Quantifying the Benefit of Using Differentiable Learning over Tangent Kernels

Authors: Eran Malach, Pritish Kamath, Emmanuel Abbe, Nathan Srebro

ICML 2021 | Conference PDF | Archive PDF | Plain Text | LLM Run Details

Reproducibility Variable Result LLM Response
Research Type Experimental Empirical Demonstration in Two-Layer Networks. While for ease of analysis we presented a fairly specific model, with many fixed (non-trainable) weights and only few trainable weights, we expect the same behaviour occurs also in more natural, but harder to analyze models. To verify this, we trained a two-layer fully-connected Re LU network on the source distribution Dα analyzed above, for n = 128 and k = 7. We observe that indeed when α > 0, and thus a linear predictor has at least some edge, gradient descent training succeeds in learning the sparse parity, while the best predictor in the Tangent Kernel cannot get error much better than 0.5. See Figure 2 for details.
Researcher Affiliation Academia 1Hebrew University of Jerusalem, Israel 2Toyota Technological Institute at Chicago, USA 3EPFL, Switzerland.
Pseudocode No The paper describes methods using mathematical formulas and prose but does not contain structured pseudocode or algorithm blocks.
Open Source Code No The paper does not provide any concrete access to source code (specific repository link, explicit code release statement, or code in supplementary materials) for the methodology described in this paper.

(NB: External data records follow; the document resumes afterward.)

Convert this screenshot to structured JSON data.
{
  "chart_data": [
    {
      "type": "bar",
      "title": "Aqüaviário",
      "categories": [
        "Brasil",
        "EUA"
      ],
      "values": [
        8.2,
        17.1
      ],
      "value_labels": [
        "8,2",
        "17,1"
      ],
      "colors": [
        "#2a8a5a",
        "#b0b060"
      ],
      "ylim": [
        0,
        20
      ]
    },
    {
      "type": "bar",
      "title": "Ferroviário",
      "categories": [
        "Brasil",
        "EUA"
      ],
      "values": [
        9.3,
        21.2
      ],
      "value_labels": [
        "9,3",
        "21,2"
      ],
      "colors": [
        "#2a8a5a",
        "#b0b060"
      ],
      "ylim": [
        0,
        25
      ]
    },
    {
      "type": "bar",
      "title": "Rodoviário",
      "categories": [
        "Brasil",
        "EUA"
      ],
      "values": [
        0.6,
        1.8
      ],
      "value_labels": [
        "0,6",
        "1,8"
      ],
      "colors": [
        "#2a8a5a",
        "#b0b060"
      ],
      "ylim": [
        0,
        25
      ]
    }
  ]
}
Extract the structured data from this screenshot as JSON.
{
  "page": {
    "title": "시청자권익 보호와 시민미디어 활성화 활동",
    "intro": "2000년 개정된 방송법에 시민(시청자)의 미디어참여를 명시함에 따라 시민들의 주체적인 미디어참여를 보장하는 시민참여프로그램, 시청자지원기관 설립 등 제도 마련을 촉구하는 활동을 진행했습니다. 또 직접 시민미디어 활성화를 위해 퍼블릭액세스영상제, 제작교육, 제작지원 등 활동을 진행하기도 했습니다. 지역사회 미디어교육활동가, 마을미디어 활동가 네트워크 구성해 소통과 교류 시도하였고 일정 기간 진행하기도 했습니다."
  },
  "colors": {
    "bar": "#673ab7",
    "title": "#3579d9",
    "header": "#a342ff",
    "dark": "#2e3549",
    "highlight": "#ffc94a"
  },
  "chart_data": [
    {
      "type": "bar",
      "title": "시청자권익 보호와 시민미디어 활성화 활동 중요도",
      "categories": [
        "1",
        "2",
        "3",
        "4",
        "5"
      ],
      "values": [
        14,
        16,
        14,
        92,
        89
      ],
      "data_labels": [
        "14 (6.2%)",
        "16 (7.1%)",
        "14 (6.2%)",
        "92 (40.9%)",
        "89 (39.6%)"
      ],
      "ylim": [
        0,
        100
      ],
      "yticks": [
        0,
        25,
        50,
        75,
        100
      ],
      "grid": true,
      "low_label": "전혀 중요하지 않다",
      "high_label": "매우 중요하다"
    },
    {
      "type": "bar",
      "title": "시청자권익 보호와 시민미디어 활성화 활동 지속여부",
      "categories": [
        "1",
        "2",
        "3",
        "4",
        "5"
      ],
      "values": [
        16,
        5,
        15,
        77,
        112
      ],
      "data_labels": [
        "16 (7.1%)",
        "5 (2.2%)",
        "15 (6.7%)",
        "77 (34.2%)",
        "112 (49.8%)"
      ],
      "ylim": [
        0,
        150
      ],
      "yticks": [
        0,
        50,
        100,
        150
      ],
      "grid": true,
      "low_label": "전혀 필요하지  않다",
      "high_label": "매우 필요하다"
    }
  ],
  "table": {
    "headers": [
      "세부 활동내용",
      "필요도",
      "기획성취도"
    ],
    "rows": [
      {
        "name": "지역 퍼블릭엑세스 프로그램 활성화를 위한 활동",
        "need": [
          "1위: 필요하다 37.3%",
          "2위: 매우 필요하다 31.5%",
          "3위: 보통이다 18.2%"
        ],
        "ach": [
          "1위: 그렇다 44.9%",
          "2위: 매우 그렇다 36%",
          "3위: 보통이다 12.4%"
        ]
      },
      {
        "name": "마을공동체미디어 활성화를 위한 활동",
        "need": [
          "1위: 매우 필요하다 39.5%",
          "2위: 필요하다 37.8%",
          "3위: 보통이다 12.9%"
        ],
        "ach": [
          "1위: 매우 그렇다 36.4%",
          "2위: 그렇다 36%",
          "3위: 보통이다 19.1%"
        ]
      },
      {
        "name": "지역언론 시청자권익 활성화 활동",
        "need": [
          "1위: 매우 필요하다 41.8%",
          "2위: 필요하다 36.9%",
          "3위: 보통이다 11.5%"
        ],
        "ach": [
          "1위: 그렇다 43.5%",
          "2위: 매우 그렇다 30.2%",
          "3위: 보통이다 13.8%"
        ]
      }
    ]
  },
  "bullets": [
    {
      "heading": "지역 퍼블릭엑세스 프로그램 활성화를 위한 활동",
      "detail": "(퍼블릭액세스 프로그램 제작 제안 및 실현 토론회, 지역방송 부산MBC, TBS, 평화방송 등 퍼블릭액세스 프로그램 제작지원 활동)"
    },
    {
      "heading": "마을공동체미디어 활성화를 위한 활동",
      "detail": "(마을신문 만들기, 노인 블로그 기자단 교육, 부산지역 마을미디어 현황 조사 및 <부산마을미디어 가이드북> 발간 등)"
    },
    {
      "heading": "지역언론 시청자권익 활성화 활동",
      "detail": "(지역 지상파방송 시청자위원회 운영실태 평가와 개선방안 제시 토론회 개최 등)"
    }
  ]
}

Open Datasets No The paper describes a synthetic data generation process ('data sampled from DI with n = 128, k = 7') for its experiments but does not provide concrete access information (link, DOI, repository, or formal citation) for a publicly available or open dataset.
Dataset Splits No The paper does not provide specific dataset split information (exact percentages, sample counts, citations to predefined splits, or detailed splitting methodology) needed to reproduce the data partitioning.

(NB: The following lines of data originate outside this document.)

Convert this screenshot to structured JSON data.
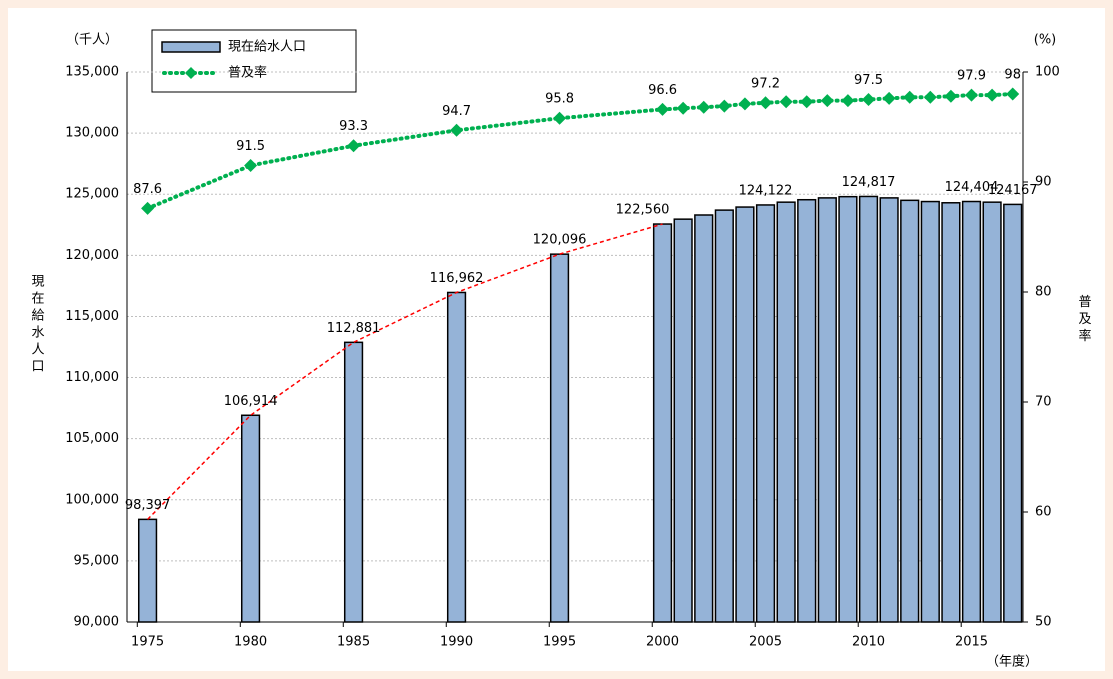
{
  "chart_data": {
    "type": "bar-line",
    "y_unit": "（千人）",
    "y2_unit": "(%)",
    "x_unit": "（年度）",
    "y_label": "現在給水人口",
    "y2_label": "普及率",
    "x": [
      1975,
      1980,
      1985,
      1990,
      1995,
      2000,
      2001,
      2002,
      2003,
      2004,
      2005,
      2006,
      2007,
      2008,
      2009,
      2010,
      2011,
      2012,
      2013,
      2014,
      2015,
      2016,
      2017
    ],
    "xlim": [
      1974,
      2017.5
    ],
    "xticks": [
      1975,
      1980,
      1985,
      1990,
      1995,
      2000,
      2005,
      2010,
      2015
    ],
    "ylim": [
      90000,
      135000
    ],
    "yticks": [
      {
        "value": 90000,
        "label": "90,000"
      },
      {
        "value": 95000,
        "label": "95,000"
      },
      {
        "value": 100000,
        "label": "100,000"
      },
      {
        "value": 105000,
        "label": "105,000"
      },
      {
        "value": 110000,
        "label": "110,000"
      },
      {
        "value": 115000,
        "label": "115,000"
      },
      {
        "value": 120000,
        "label": "120,000"
      },
      {
        "value": 125000,
        "label": "125,000"
      },
      {
        "value": 130000,
        "label": "130,000"
      },
      {
        "value": 135000,
        "label": "135,000"
      }
    ],
    "y2lim": [
      50,
      100
    ],
    "y2ticks": [
      50,
      60,
      70,
      80,
      90,
      100
    ],
    "grid": true,
    "series": [
      {
        "name": "現在給水人口",
        "kind": "bar",
        "color": "#95b3d7",
        "trend_color": "#ff0000",
        "values": [
          98397,
          106914,
          112881,
          116962,
          120096,
          122560,
          122960,
          123300,
          123700,
          123950,
          124122,
          124350,
          124550,
          124700,
          124800,
          124817,
          124700,
          124500,
          124400,
          124300,
          124404,
          124350,
          124167
        ],
        "value_labels": [
          "98,397",
          "106,914",
          "112,881",
          "116,962",
          "120,096",
          "122,560",
          null,
          null,
          null,
          null,
          "124,122",
          null,
          null,
          null,
          null,
          "124,817",
          null,
          null,
          null,
          null,
          "124,404",
          null,
          "124167"
        ]
      },
      {
        "name": "普及率",
        "kind": "line",
        "axis": "y2",
        "color": "#00b050",
        "values": [
          87.6,
          91.5,
          93.3,
          94.7,
          95.8,
          96.6,
          96.7,
          96.8,
          96.9,
          97.1,
          97.2,
          97.3,
          97.3,
          97.4,
          97.4,
          97.5,
          97.6,
          97.7,
          97.7,
          97.8,
          97.9,
          97.9,
          98
        ],
        "value_labels": [
          "87.6",
          "91.5",
          "93.3",
          "94.7",
          "95.8",
          "96.6",
          null,
          null,
          null,
          null,
          "97.2",
          null,
          null,
          null,
          null,
          "97.5",
          null,
          null,
          null,
          null,
          "97.9",
          null,
          "98"
        ]
      }
    ]
  }
}
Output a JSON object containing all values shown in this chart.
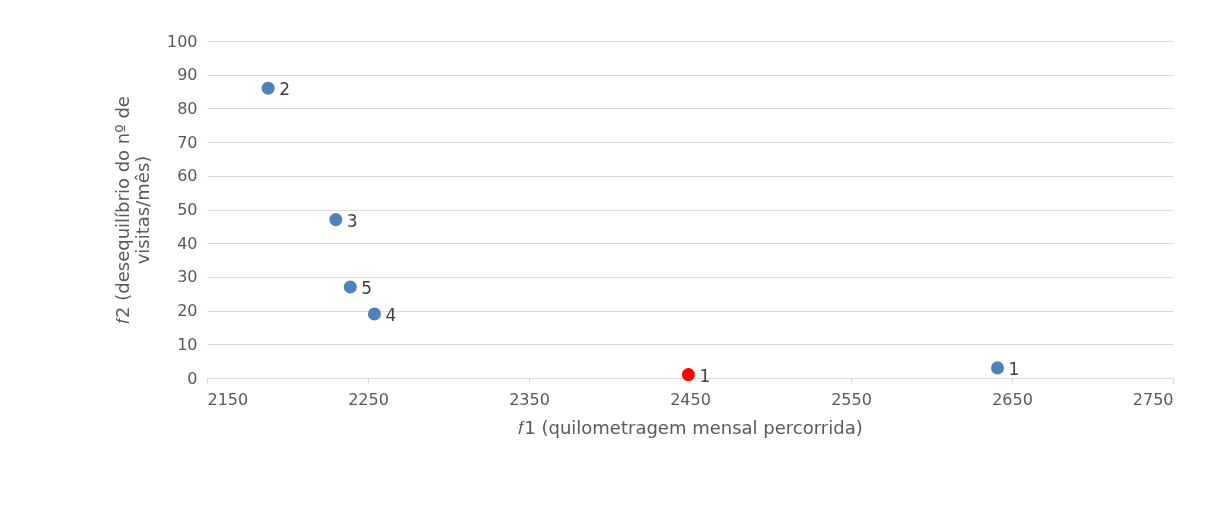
{
  "chart_data": {
    "type": "scatter",
    "xlabel": "𝑓1 (quilometragem mensal percorrida)",
    "ylabel": "𝑓2 (desequilíbrio do nº de visitas/mês)",
    "series": [
      {
        "color": "#4f81bd",
        "x": [
          2188,
          2230,
          2239,
          2254,
          2641
        ],
        "values": [
          86,
          47,
          27,
          19,
          3
        ]
      },
      {
        "color": "#ff0000",
        "x": [
          2449
        ],
        "values": [
          1
        ]
      }
    ],
    "annotations": [
      {
        "text": "2",
        "x": 2188,
        "y": 86
      },
      {
        "text": "3",
        "x": 2230,
        "y": 47
      },
      {
        "text": "5",
        "x": 2239,
        "y": 27
      },
      {
        "text": "4",
        "x": 2254,
        "y": 19
      },
      {
        "text": "1",
        "x": 2449,
        "y": 1
      },
      {
        "text": "1",
        "x": 2641,
        "y": 3
      }
    ],
    "xlim": [
      2150,
      2750
    ],
    "xticks": [
      2150,
      2250,
      2350,
      2450,
      2550,
      2650,
      2750
    ],
    "ylim": [
      0,
      100
    ],
    "yticks": [
      0,
      10,
      20,
      30,
      40,
      50,
      60,
      70,
      80,
      90,
      100
    ],
    "grid": "y",
    "marker": "circle",
    "legend": false
  }
}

Hardware Specification No The paper does not provide specific hardware details (exact GPU/CPU models, processor types, or memory amounts) used for running its experiments.

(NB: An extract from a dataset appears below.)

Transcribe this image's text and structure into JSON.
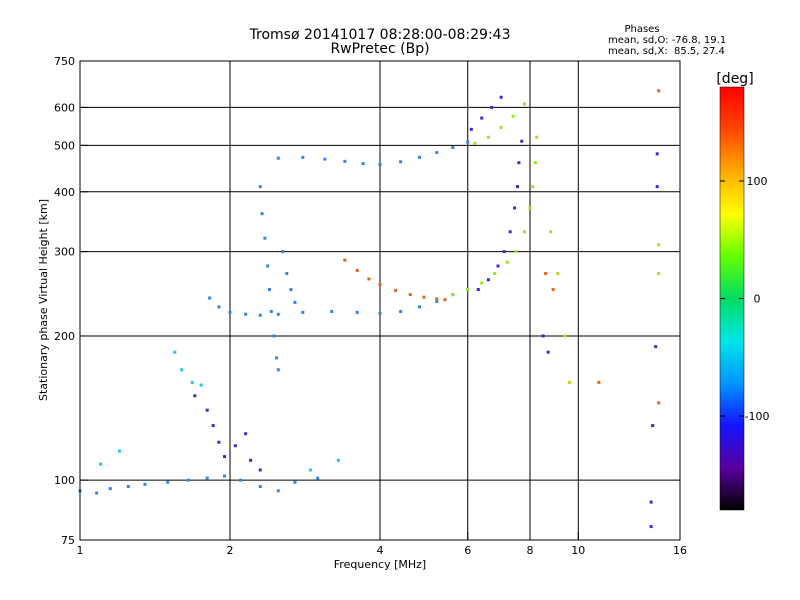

Software Dependencies No The paper mentions the use of 'Adam optimizer' but does not provide specific ancillary software details (e.g., library or solver names with version numbers like Python 3.8, CPLEX 12.4) needed to replicate the experiment.
Experiment Setup Yes Figure 2 states 'trained using Adam optimizer with learningrate of 0.01'. Claim 1 specifies 'accuracy τ α/2k, step size η = 2k/(αn) and T = 1 step'. Claim 6 specifies 'accuracy τ = 4/3α, step size η = 1 and T = 1 step'. The initialization `θ0 = 0` is also mentioned.